UK Parliament Members Pushing for Complete Ban on Gambling Advertising

Posted on: June 15, 2020, 03:59h. 

Last updated on: June 15, 2020, 03:23h.

Numerous members of the Parliament of the United Kingdom have unified in an effort to limit gambling advertising.

Parliament UK gambling commission
Some Parliament members want to ban High Street bookmakers, such as Coral, from advertising on television and online. (Image: Matt Alexander/PA Wire)

The coalition includes several influential Members of Parliament (MPs), the Guardian reports. The UK media outlet says the group consists of more than 50 MPs and peers.

The UK Parliament’s House of Commons has 650 MPs. Parliament also currently has 778 Lords Spiritual and Temporal members.

The anti-gambling advertising group is seeking to greatly overhaul Britain’s laws that govern the industry. The coalition plans to introduce numerous proposals tomorrow, including a complete ban on all gambling advertisements online and on television.

MPs involved with the effort have been reviewing what societal harms the UK has incurred because of the country’s broad expansion of gambling over the past 15 years. The industry won £11.3 billion ($14.24 billion) from gamblers last year.

Gaming Revamp

The Gambling Act of 2005 established the UK Gambling Commission (UKGC), and gave the agency the authority to regulate commercial gambling.

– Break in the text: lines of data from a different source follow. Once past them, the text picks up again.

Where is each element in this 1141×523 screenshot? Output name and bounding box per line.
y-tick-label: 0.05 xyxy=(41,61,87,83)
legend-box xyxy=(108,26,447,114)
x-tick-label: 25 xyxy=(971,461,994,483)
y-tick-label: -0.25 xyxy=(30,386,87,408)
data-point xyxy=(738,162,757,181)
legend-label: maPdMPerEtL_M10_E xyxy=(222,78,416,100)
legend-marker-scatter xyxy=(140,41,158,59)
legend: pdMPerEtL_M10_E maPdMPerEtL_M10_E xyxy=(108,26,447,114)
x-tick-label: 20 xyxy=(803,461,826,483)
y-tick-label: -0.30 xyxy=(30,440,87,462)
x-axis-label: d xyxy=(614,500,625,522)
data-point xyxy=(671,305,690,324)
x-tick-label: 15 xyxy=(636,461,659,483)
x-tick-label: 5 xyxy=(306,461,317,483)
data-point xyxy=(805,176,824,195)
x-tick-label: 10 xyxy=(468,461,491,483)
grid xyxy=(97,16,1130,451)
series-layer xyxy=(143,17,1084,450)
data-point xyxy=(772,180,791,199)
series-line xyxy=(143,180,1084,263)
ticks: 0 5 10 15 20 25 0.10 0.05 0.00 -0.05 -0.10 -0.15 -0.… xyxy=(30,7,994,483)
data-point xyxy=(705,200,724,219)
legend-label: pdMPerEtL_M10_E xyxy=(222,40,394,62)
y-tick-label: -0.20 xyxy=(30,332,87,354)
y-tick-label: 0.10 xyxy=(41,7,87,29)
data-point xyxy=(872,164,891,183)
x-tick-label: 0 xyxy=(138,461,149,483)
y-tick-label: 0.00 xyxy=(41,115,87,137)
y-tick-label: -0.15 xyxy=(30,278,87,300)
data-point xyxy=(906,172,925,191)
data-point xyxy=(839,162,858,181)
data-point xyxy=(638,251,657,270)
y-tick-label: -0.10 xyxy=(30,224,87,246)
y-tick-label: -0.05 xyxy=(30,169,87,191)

The UKGC states five critical mission points: protect the interests of consumers, prevent harm to consumers and the public, raise standards in the gambling market, optimize returns to good causes from lotteries, and improve regulation.

The Parliament alliance seeking to ban gambling ads believes such a policy would better protect at-risk citizens from gambling harm. Along with banning ads online and on TV, the group wants to end player rewards programs that encourage gamblers to bet more, limit online slot machines to a maximum £2 bet, and force gaming companies to conduct financial assessments on players.

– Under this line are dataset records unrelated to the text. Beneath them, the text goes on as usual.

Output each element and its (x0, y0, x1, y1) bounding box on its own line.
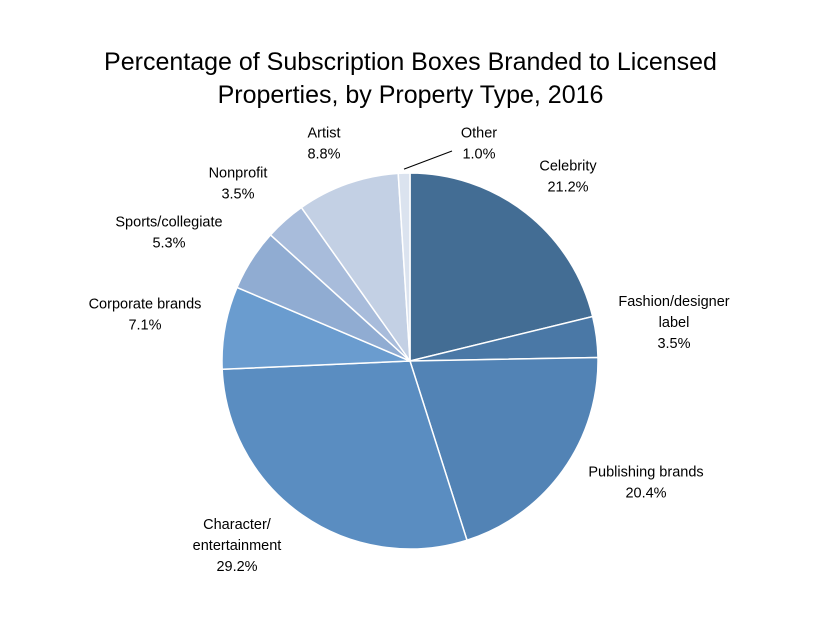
chart-title-line-1: Percentage of Subscription Boxes Branded… (104, 48, 717, 76)
slice-value-label: 1.0% (462, 147, 495, 163)
slice-category-label: Corporate brands (89, 297, 202, 313)
slice-label-corporate-brands: Corporate brands 7.1% (89, 297, 202, 334)
slice-label-fashion-designer-label: Fashion/designer label 3.5% (618, 294, 729, 352)
pie-slice-character-entertainment (221, 360, 468, 550)
pie-slice-artist (300, 172, 411, 364)
slice-label-sports-collegiate: Sports/collegiate 5.3% (115, 215, 222, 252)
slice-value-label: 21.2% (547, 180, 588, 196)
slice-category-label: Artist (307, 126, 340, 142)
slice-label-artist: Artist 8.8% (307, 126, 340, 163)
slice-category-label: Fashion/designer (618, 294, 729, 310)
slice-category-label: label (659, 315, 690, 331)
chart-title: Percentage of Subscription Boxes Branded… (0, 46, 821, 112)
slice-label-nonprofit: Nonprofit 3.5% (209, 166, 268, 203)
slice-value-label: 8.8% (307, 147, 340, 163)
slice-value-label: 3.5% (221, 187, 254, 203)
slice-value-label: 7.1% (128, 318, 161, 334)
slice-category-label: Character/ (203, 517, 272, 533)
slice-category-label: Celebrity (539, 159, 597, 175)
pie-slice-other (397, 172, 411, 362)
slice-category-label: entertainment (193, 538, 282, 554)
slice-category-label: Other (461, 126, 497, 142)
slice-category-label: Nonprofit (209, 166, 268, 182)
slice-value-label: 5.3% (152, 236, 185, 252)
other-leader-line (403, 150, 453, 170)
slice-category-label: Sports/collegiate (115, 215, 222, 231)
chart-title-line-2: Properties, by Property Type, 2016 (217, 81, 604, 109)
slice-value-label: 3.5% (657, 336, 690, 352)
slice-value-label: 20.4% (625, 486, 666, 502)
pie-slice-celebrity (409, 172, 594, 362)
slice-value-label: 29.2% (216, 559, 257, 575)
slice-label-celebrity: Celebrity 21.2% (539, 159, 597, 196)
pie-slice-publishing-brands (408, 356, 599, 542)
slice-label-publishing-brands: Publishing brands 20.4% (588, 465, 703, 502)
slice-category-label: Publishing brands (588, 465, 703, 481)
slice-label-other: Other 1.0% (461, 126, 497, 163)
slice-label-character-entertainment: Character/entertainment 29.2% (193, 517, 282, 575)
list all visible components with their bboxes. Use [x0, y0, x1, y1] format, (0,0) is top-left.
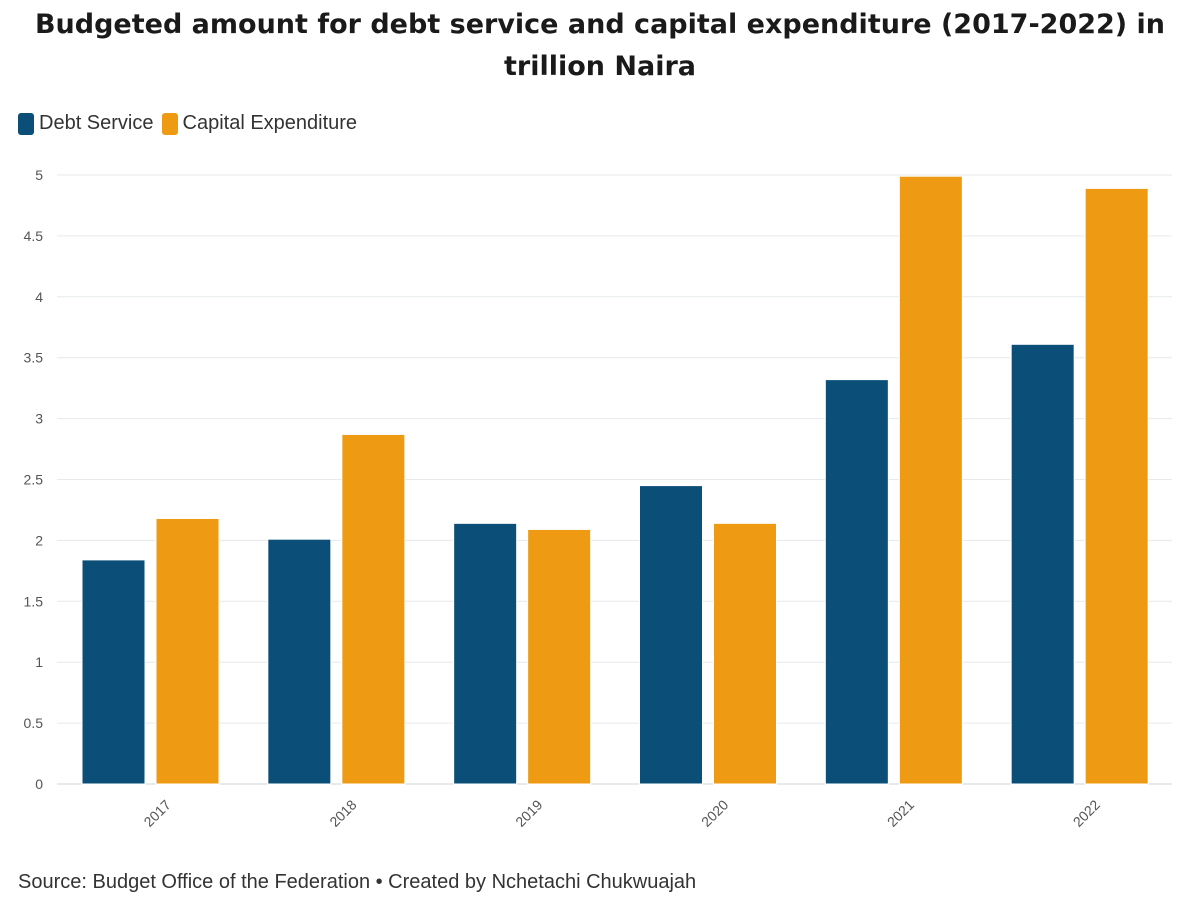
y-tick-label: 5 — [35, 167, 43, 183]
bar-capital-expenditure-2017[interactable] — [155, 517, 220, 785]
bar-capital-expenditure-2022[interactable] — [1084, 187, 1149, 785]
x-tick-label: 2019 — [512, 796, 545, 829]
bar-debt-service-2021[interactable] — [824, 379, 889, 785]
x-tick-label: 2017 — [140, 796, 173, 829]
y-tick-label: 1 — [35, 654, 43, 670]
source-note: Source: Budget Office of the Federation … — [18, 871, 697, 893]
y-tick-label: 4.5 — [24, 228, 44, 244]
bar-capital-expenditure-2019[interactable] — [527, 528, 592, 785]
legend-swatch-debt-service — [18, 112, 34, 135]
bar-debt-service-2020[interactable] — [639, 485, 703, 785]
legend-label-capital-expenditure: Capital Expenditure — [182, 112, 358, 134]
legend-label-debt-service: Debt Service — [39, 112, 154, 134]
bar-capital-expenditure-2021[interactable] — [898, 175, 963, 785]
chart-title: Budgeted amount for debt service and cap… — [34, 9, 1166, 82]
bar-debt-service-2022[interactable] — [1010, 343, 1075, 785]
y-tick-label: 1.5 — [24, 593, 44, 609]
bar-debt-service-2017[interactable] — [81, 559, 146, 785]
legend-item-capital-expenditure[interactable]: Capital Expenditure — [161, 112, 358, 135]
y-tick-label: 0.5 — [24, 715, 44, 731]
bar-debt-service-2019[interactable] — [453, 522, 518, 785]
y-tick-label: 0 — [35, 776, 43, 792]
bar-capital-expenditure-2018[interactable] — [341, 433, 406, 785]
legend: Debt Service Capital Expenditure — [18, 112, 365, 135]
x-tick-label: 2021 — [884, 796, 917, 829]
bar-capital-expenditure-2020[interactable] — [713, 522, 777, 785]
y-tick-label: 3.5 — [24, 350, 44, 366]
legend-item-debt-service[interactable]: Debt Service — [18, 112, 154, 135]
x-tick-label: 2020 — [698, 796, 731, 829]
x-tick-label: 2022 — [1070, 796, 1103, 829]
y-tick-label: 2 — [35, 532, 43, 548]
y-tick-label: 2.5 — [24, 472, 44, 488]
legend-swatch-capital-expenditure — [161, 112, 178, 135]
x-tick-label: 2018 — [326, 796, 359, 829]
y-tick-label: 3 — [35, 411, 43, 427]
y-tick-label: 4 — [35, 289, 43, 305]
bar-debt-service-2018[interactable] — [267, 538, 332, 785]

They also want the UKGC to have more control over how games are designed, and appoint an ombudsman to resolve disputes.

They [gambling companies] have shown time and time again that they will not effectively self-regulate,” said Labour Party MP Carolyn Harris, a member of the coalition. “Urgent change is needed to stop this industry riding roughshod over people’s lives.”

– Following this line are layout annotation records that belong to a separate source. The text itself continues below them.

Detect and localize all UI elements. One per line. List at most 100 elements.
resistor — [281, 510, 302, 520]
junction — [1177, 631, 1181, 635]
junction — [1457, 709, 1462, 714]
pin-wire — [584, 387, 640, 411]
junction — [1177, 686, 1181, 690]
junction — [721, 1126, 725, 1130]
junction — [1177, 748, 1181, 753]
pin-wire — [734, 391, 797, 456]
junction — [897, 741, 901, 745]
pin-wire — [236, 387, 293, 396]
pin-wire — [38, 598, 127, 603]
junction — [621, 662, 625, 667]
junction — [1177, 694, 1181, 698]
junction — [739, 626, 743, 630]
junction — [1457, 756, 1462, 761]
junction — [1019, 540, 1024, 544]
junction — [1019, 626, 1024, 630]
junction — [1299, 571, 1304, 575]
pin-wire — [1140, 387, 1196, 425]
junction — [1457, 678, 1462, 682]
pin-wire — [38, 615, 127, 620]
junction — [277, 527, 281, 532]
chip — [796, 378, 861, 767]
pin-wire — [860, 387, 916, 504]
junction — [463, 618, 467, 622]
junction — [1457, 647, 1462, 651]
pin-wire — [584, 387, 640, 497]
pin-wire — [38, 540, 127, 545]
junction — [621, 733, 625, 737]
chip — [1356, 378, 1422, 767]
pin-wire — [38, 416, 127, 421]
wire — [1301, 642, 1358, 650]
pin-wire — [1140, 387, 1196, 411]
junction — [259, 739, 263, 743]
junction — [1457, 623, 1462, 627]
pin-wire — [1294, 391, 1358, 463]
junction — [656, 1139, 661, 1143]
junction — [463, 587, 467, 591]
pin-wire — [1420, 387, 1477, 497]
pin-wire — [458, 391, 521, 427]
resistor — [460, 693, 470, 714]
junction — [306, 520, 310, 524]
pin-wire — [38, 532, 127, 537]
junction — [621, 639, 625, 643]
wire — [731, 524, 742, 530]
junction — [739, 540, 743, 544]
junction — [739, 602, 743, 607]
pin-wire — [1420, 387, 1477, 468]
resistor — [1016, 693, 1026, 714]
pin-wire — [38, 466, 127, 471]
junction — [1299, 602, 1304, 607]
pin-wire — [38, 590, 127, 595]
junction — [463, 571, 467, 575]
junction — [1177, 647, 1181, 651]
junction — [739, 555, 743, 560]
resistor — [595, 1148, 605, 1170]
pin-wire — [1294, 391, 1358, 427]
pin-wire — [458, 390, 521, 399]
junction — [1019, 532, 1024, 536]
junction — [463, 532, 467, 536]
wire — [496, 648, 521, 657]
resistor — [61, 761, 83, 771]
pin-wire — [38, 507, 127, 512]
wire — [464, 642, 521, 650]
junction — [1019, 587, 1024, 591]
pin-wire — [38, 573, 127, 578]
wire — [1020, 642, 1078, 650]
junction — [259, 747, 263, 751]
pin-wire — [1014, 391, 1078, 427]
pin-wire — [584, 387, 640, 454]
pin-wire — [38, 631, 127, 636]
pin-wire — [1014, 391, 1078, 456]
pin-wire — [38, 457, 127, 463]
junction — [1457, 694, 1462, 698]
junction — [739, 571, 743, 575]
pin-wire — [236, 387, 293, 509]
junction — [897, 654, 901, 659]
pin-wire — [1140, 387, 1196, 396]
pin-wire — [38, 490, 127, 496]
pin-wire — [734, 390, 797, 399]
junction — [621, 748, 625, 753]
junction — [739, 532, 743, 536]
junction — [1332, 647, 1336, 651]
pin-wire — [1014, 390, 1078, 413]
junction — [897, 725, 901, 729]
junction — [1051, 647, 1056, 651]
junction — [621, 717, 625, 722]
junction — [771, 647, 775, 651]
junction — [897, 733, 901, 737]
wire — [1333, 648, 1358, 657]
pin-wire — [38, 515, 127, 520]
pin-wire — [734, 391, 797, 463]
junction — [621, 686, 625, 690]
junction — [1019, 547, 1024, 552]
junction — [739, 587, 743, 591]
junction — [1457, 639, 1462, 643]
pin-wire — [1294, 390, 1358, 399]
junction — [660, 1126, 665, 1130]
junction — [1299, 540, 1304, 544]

The 2005 gambling law allowed the gaming industry to freely advertise its products across the country. However, in February of 2019, the UKGC amended its advertising practices to prohibit gambling advertising from running on websites where 25 or more of the site’s traffic comes from children.

Many gambling companies have additionally signed a voluntary pledge to refrain from advertising during daytime sports broadcasts.

Agency Setbacks

In April, reports surfaced that the UKGC would be reducing its number of employees. According to the agency’s most recent financial report, it has 332 full-time staff members.

Critics say the commission is already greatly undersized. The more than $14 billion gaming industry in the United Kingdom is being regulated by an agency that has an annual operating budget of £19m ($24 million).

The commission has yet to reveal the number of job cuts, saying only that the UKGC “will shortly publish our business plan for the next 12 months.”

The most recent Health Survey for England (2018) found that 54 percent of all residents aged 16 and over had gambled within the last year. In 2015, 62 percent of all English people said they had gambled at some point during the past 12 months.